Here is an easy fix if you want to feel better – soon and quick. This is an opportunity to fully acknowledge once and for all that negative self-talk, negative talk with others, toxic talk, poisonous talk, downer talk, complainer talk, negative thinking talking, is absolutely not ok simply because the more you engage in negative talk, the worse you feel, and the worse others feel around you.
This is not about stopping yourself from constructively addressing difficult or challenging issues within oneself or with others. We’re talking about the draining, downer, destructive consequences of indulging in plain old negative thinking and talking as an aware or unawares habit.
This is not about forcing yourself into “being or acting happy all the time”.
This is about noticing that it is easily possible for you to create a more satisfying experience in your day-to-day life.
Take this moment to notice the way you talk with yourself inside your own mind. And if you are in a relationship, then with your partner. And if you have kids, then with your kids. With your friends. With your parents. With your coworkers, at work. With your neighbors. Is your talk negative? Is it neutral, or positive?
If your talk, overall, were a colour – what colour would it be? If the colour of your internal self-talk is different from how you talk to others, what colour is your self-talk? What colour is your talk with others?
Take a moment to notice those colours. You might get a feeling as you let yourself breathe into those colours. Let them brighten, let them speak to you and inform you. What do you notice?

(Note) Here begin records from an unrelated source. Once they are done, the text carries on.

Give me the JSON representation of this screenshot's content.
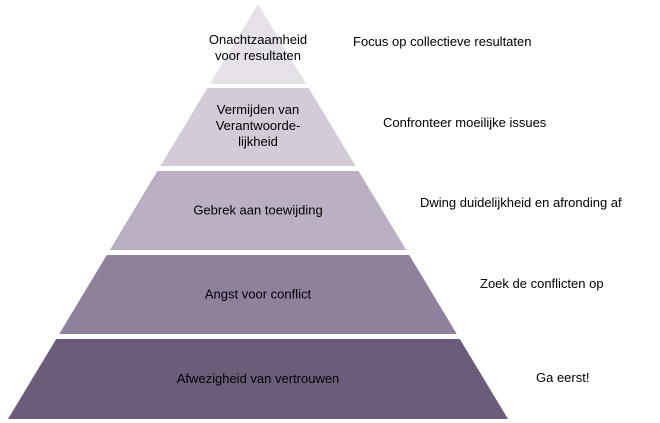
{
  "pyramid": {
    "tiers": [
      {
        "label_lines": [
          "Onachtzaamheid",
          "voor resultaten"
        ],
        "action": "Focus op collectieve resultaten",
        "color": "#e6e1e9",
        "text_color": "#000000"
      },
      {
        "label_lines": [
          "Vermijden van",
          "Verantwoorde-",
          "lijkheid"
        ],
        "action": "Confronteer moeilijke issues",
        "color": "#d3cbd8",
        "text_color": "#000000"
      },
      {
        "label_lines": [
          "Gebrek aan toewijding"
        ],
        "action": "Dwing duidelijkheid en afronding af",
        "color": "#bbb0c2",
        "text_color": "#000000"
      },
      {
        "label_lines": [
          "Angst voor conflict"
        ],
        "action": "Zoek de conflicten op",
        "color": "#8f819c",
        "text_color": "#ffffff"
      },
      {
        "label_lines": [
          "Afwezigheid van vertrouwen"
        ],
        "action": "Ga eerst!",
        "color": "#6b5d7a",
        "text_color": "#ffffff"
      }
    ]
  }
}
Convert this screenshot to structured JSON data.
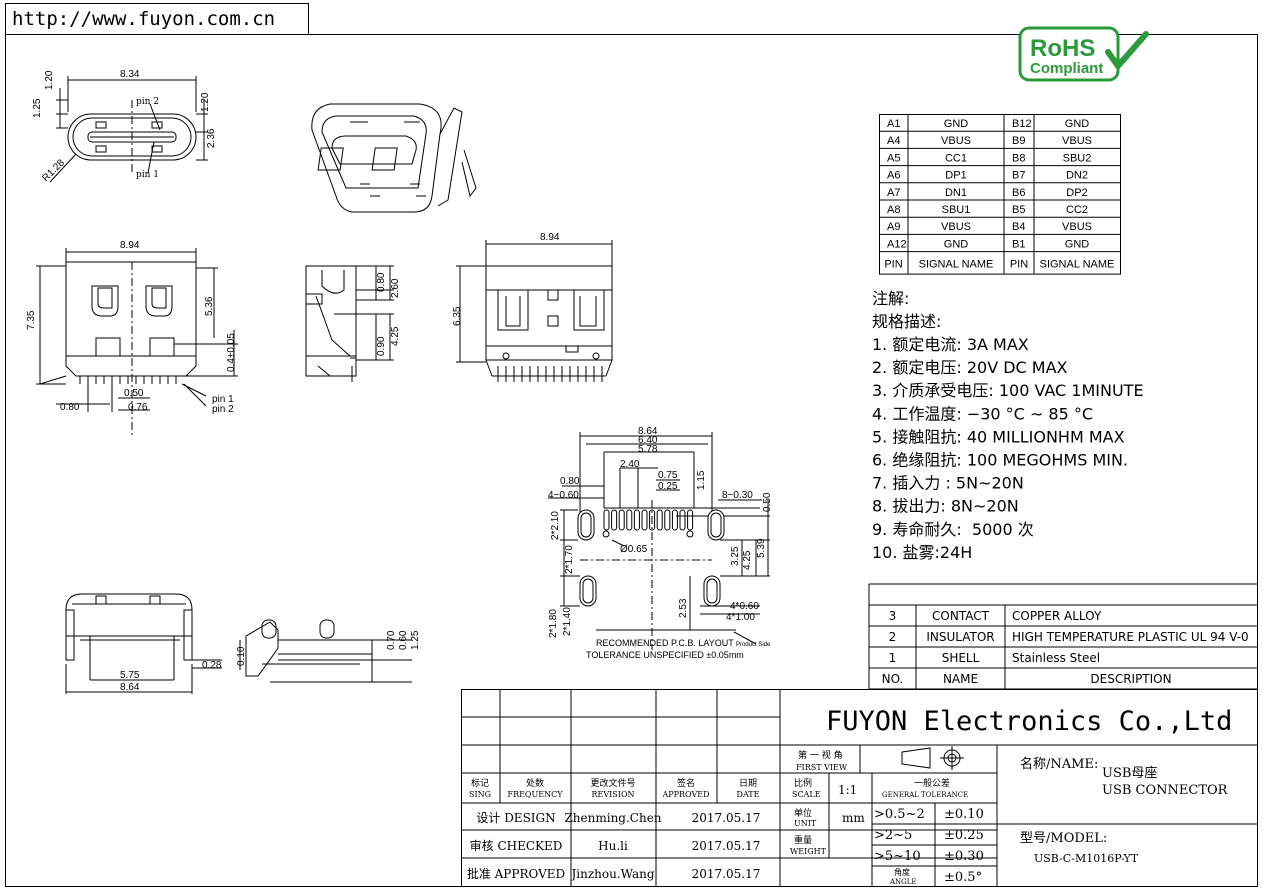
{
  "header": {
    "url": "http://www.fuyon.com.cn"
  },
  "badge": {
    "line1": "RoHS",
    "line2": "Compliant"
  },
  "pin_table": {
    "rows": [
      [
        "A1",
        "GND",
        "B12",
        "GND"
      ],
      [
        "A4",
        "VBUS",
        "B9",
        "VBUS"
      ],
      [
        "A5",
        "CC1",
        "B8",
        "SBU2"
      ],
      [
        "A6",
        "DP1",
        "B7",
        "DN2"
      ],
      [
        "A7",
        "DN1",
        "B6",
        "DP2"
      ],
      [
        "A8",
        "SBU1",
        "B5",
        "CC2"
      ],
      [
        "A9",
        "VBUS",
        "B4",
        "VBUS"
      ],
      [
        "A12",
        "GND",
        "B1",
        "GND"
      ]
    ],
    "header": [
      "PIN",
      "SIGNAL NAME",
      "PIN",
      "SIGNAL NAME"
    ]
  },
  "notes": {
    "title": "注解:",
    "subtitle": "规格描述:",
    "items": [
      "1. 额定电流: 3A MAX",
      "2. 额定电压: 20V DC MAX",
      "3. 介质承受电压: 100 VAC 1MINUTE",
      "4. 工作温度: −30 °C ~ 85 °C",
      "5. 接触阻抗: 40 MILLIONHM MAX",
      "6. 绝缘阻抗: 100 MEGOHMS MIN.",
      "7. 插入力 : 5N~20N",
      "8. 拔出力: 8N~20N",
      "9. 寿命耐久:  5000 次",
      "10. 盐雾:24H"
    ]
  },
  "bom": {
    "rows": [
      [
        "3",
        "CONTACT",
        "COPPER ALLOY"
      ],
      [
        "2",
        "INSULATOR",
        "HIGH TEMPERATURE PLASTIC UL 94 V-0"
      ],
      [
        "1",
        "SHELL",
        "Stainless Steel"
      ]
    ],
    "header": [
      "NO.",
      "NAME",
      "DESCRIPTION"
    ]
  },
  "title_block": {
    "company": "FUYON Electronics Co.,Ltd",
    "projection_cn": "第 一 视 角",
    "projection_en": "FIRST VIEW",
    "col_heads": [
      [
        "标记",
        "SING"
      ],
      [
        "处数",
        "FREQUENCY"
      ],
      [
        "更改文件号",
        "REVISION"
      ],
      [
        "签名",
        "APPROVED"
      ],
      [
        "日期",
        "DATE"
      ]
    ],
    "scale_label": [
      "比例",
      "SCALE"
    ],
    "scale": "1:1",
    "unit_label": [
      "单位",
      "UNIT"
    ],
    "unit": "mm",
    "weight_label": [
      "重量",
      "WEIGHT"
    ],
    "angle_label": [
      "角度",
      "ANGLE"
    ],
    "tolerance_head": [
      "一般公差",
      "GENERAL TOLERANCE"
    ],
    "tolerances": [
      [
        ">0.5~2",
        "±0.10"
      ],
      [
        ">2~5",
        "±0.25"
      ],
      [
        ">5~10",
        "±0.30"
      ]
    ],
    "angle_tol": "±0.5°",
    "signoff": [
      [
        "设计 DESIGN",
        "Zhenming.Chen",
        "2017.05.17"
      ],
      [
        "审核 CHECKED",
        "Hu.li",
        "2017.05.17"
      ],
      [
        "批准 APPROVED",
        "Jinzhou.Wang",
        "2017.05.17"
      ]
    ],
    "name_label": "名称/NAME:",
    "name_cn": "USB母座",
    "name_en": "USB CONNECTOR",
    "model_label": "型号/MODEL:",
    "model": "USB-C-M1016P-YT"
  },
  "dims": {
    "top_view": [
      "8.34",
      "1.20",
      "1.25",
      "1.20",
      "2.36",
      "R1.28",
      "pin 2",
      "pin 1"
    ],
    "front_view": [
      "8.94",
      "7.35",
      "5.36",
      "0.4±0.05",
      "0.80",
      "0.50",
      "0.76",
      "pin 1",
      "pin 2"
    ],
    "side_view": [
      "0.80",
      "2.60",
      "0.90",
      "4.25"
    ],
    "back_view": [
      "8.94",
      "6.35"
    ],
    "pcb": [
      "8.64",
      "6.40",
      "5.78",
      "2.40",
      "0.75",
      "0.25",
      "0.80",
      "4−0.60",
      "8−0.30",
      "1.15",
      "0.50",
      "2*2.10",
      "2*1.70",
      "Ø0.65",
      "3.25",
      "4.25",
      "5.39",
      "2*1.80",
      "2*1.40",
      "2.53",
      "4*0.60",
      "4*1.00"
    ],
    "pcb_caption": [
      "RECOMMENDED   P.C.B. LAYOUT",
      "TOLERANCE UNSPECIFIED ±0.05mm"
    ],
    "pcb_edge": "Product Side",
    "bottom_view": [
      "5.75",
      "8.64",
      "0.28"
    ],
    "bottom_side": [
      "0.10",
      "0.70",
      "0.60",
      "1.25"
    ]
  }
}
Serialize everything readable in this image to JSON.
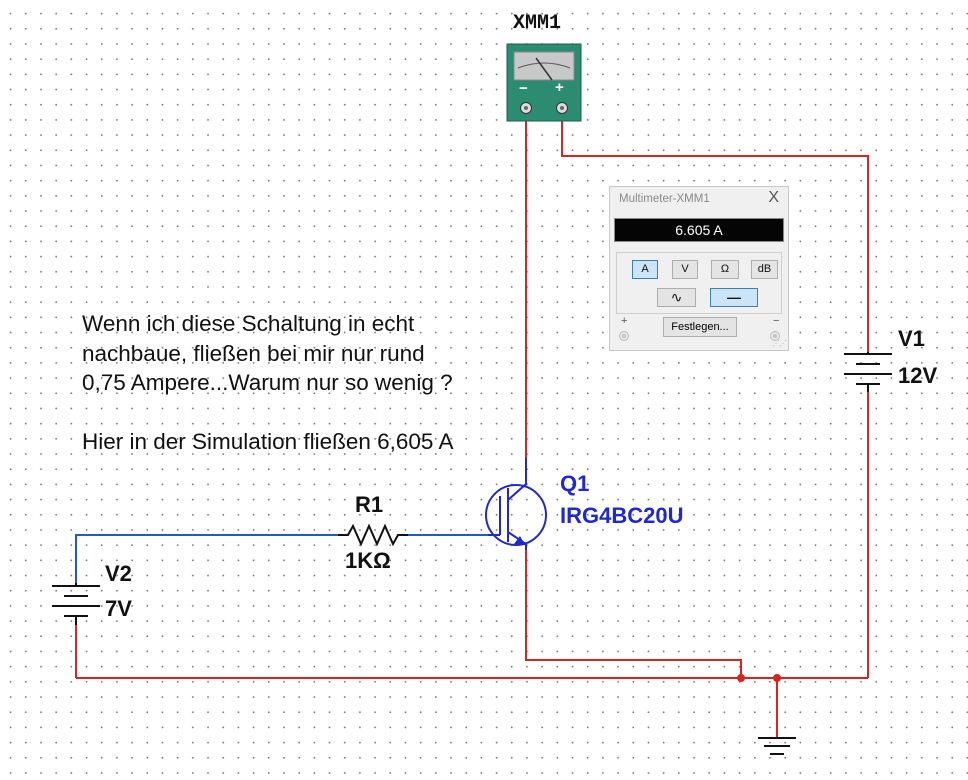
{
  "labels": {
    "xmm1": "XMM1",
    "v1_name": "V1",
    "v1_value": "12V",
    "v2_name": "V2",
    "v2_value": "7V",
    "r1_name": "R1",
    "r1_value": "1KΩ",
    "q1_name": "Q1",
    "q1_model": "IRG4BC20U",
    "meter_minus": "−",
    "meter_plus": "+"
  },
  "note": {
    "line1": "Wenn ich diese Schaltung in echt",
    "line2": "nachbaue, fließen bei mir nur rund",
    "line3": "0,75 Ampere...Warum nur so wenig ?",
    "line4": "Hier in der Simulation fließen 6,605 A"
  },
  "multimeter": {
    "title": "Multimeter-XMM1",
    "close": "X",
    "display": "6.605 A",
    "buttons": [
      "A",
      "V",
      "Ω",
      "dB"
    ],
    "selected": "A",
    "ac_symbol": "∿",
    "dc_symbol": "—",
    "set_button": "Festlegen...",
    "plus": "+",
    "minus": "−"
  },
  "colors": {
    "wire_red": "#dd2222",
    "wire_blue": "#1f5bd0",
    "component_blue": "#1f28d6",
    "component_black": "#111111"
  }
}
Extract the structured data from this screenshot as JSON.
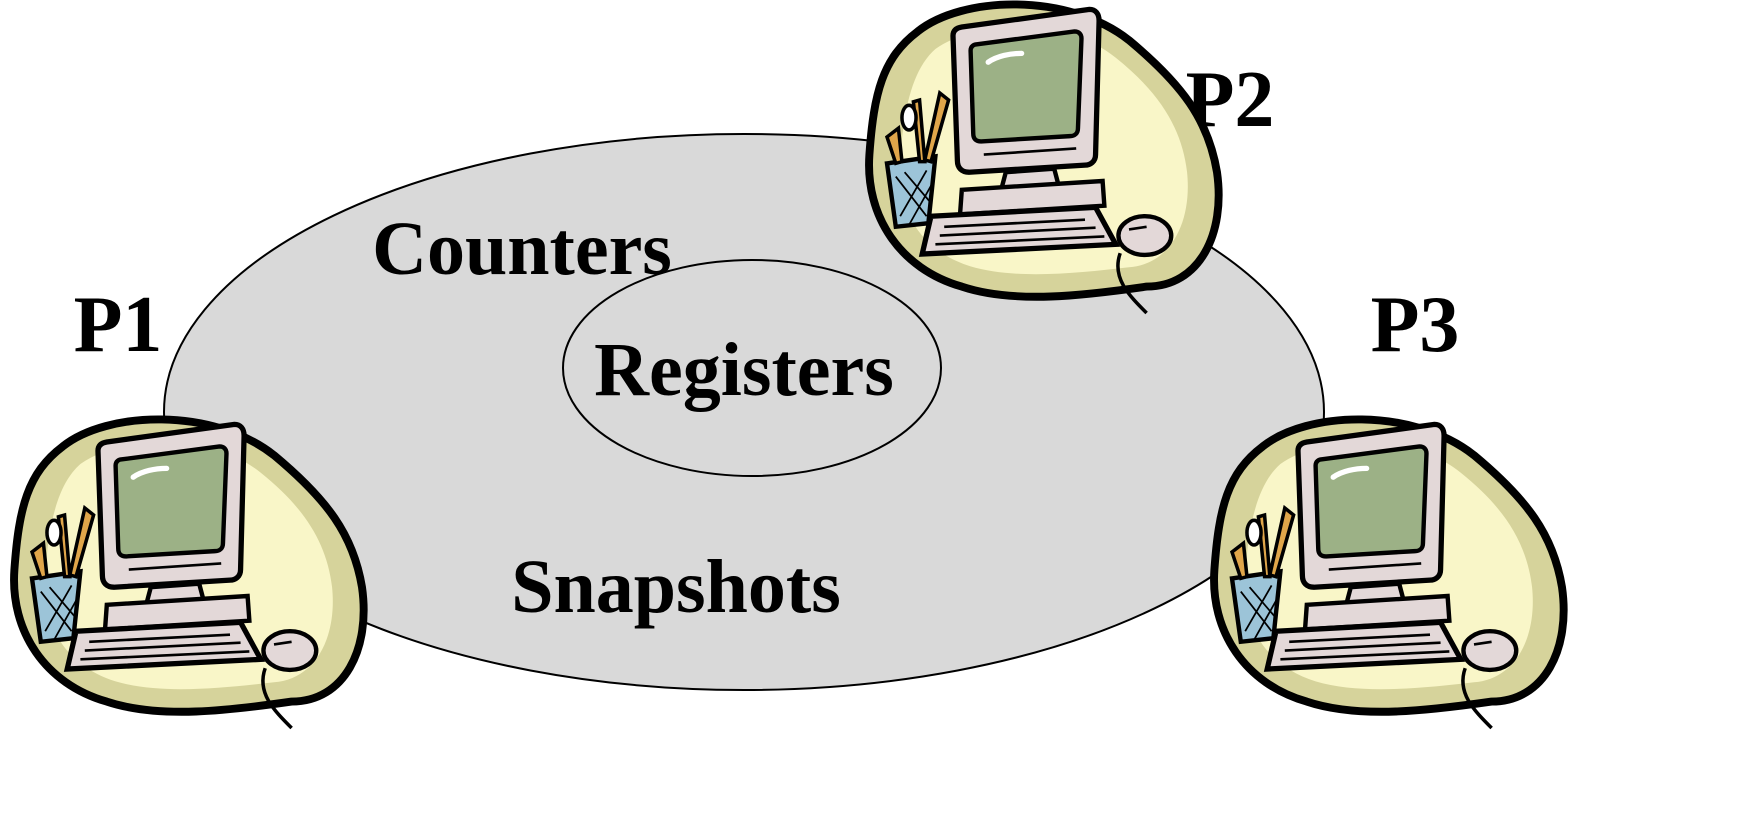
{
  "diagram": {
    "memory": {
      "outer_label": "Counters",
      "inner_label": "Registers",
      "bottom_label": "Snapshots",
      "fill_color": "#d9d9d9",
      "stroke_color": "#000000"
    },
    "processes": [
      {
        "label": "P1",
        "icon": "computer-icon"
      },
      {
        "label": "P2",
        "icon": "computer-icon"
      },
      {
        "label": "P3",
        "icon": "computer-icon"
      }
    ],
    "colors": {
      "blob": "#d6d39b",
      "blob_light": "#f9f6c8",
      "case": "#e3d8d8",
      "screen": "#9cb186",
      "cup": "#9cc4d8",
      "pencil": "#e0a64a"
    }
  }
}
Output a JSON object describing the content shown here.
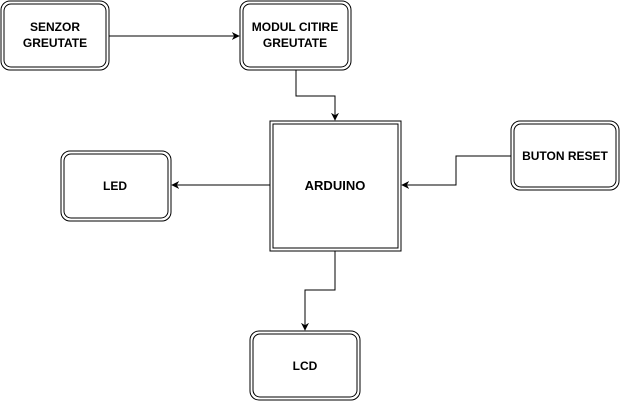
{
  "diagram": {
    "nodes": {
      "senzor": {
        "line1": "SENZOR",
        "line2": "GREUTATE"
      },
      "modul": {
        "line1": "MODUL CITIRE",
        "line2": "GREUTATE"
      },
      "arduino": {
        "label": "ARDUINO"
      },
      "buton": {
        "label": "BUTON RESET"
      },
      "led": {
        "label": "LED"
      },
      "lcd": {
        "label": "LCD"
      }
    },
    "edges": [
      {
        "from": "SENZOR GREUTATE",
        "to": "MODUL CITIRE GREUTATE"
      },
      {
        "from": "MODUL CITIRE GREUTATE",
        "to": "ARDUINO"
      },
      {
        "from": "BUTON RESET",
        "to": "ARDUINO"
      },
      {
        "from": "ARDUINO",
        "to": "LED"
      },
      {
        "from": "ARDUINO",
        "to": "LCD"
      }
    ],
    "colors": {
      "stroke": "#000000",
      "fill": "#ffffff",
      "text": "#000000"
    }
  }
}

Now, take a moment to notice what “gets you into” your negative talk mode. What sparks you off? It is often easy to identify what sparks you into negative talk. It’s good to know: because when you know what sparks you into negative yip-yap, you can find ways to steer clear of this toxic sludge and you can head towards the good stuff. When your speaking – internally and externally – is at least neutral, you will notice you immediately feel better. This is an easy fix!
Ask yourself, “What, for me, are some important reasons to steer clear of negative talk and at least speak neutrally? How will doing this benefit me, in the next two hours even? How will I feel better?”
Perhaps you start to feel: “I’d be more relaxed” or “I’d give myself a break” or “I’d avoid unnecessary conflict or confusion”. “I’d be able to breathe better.” “The person I’m with will feel more relaxed.”
Notice your answers. Notice what you want for yourself, and for others around you, and how you feel as you list the benefits of even neutral, calmer talk.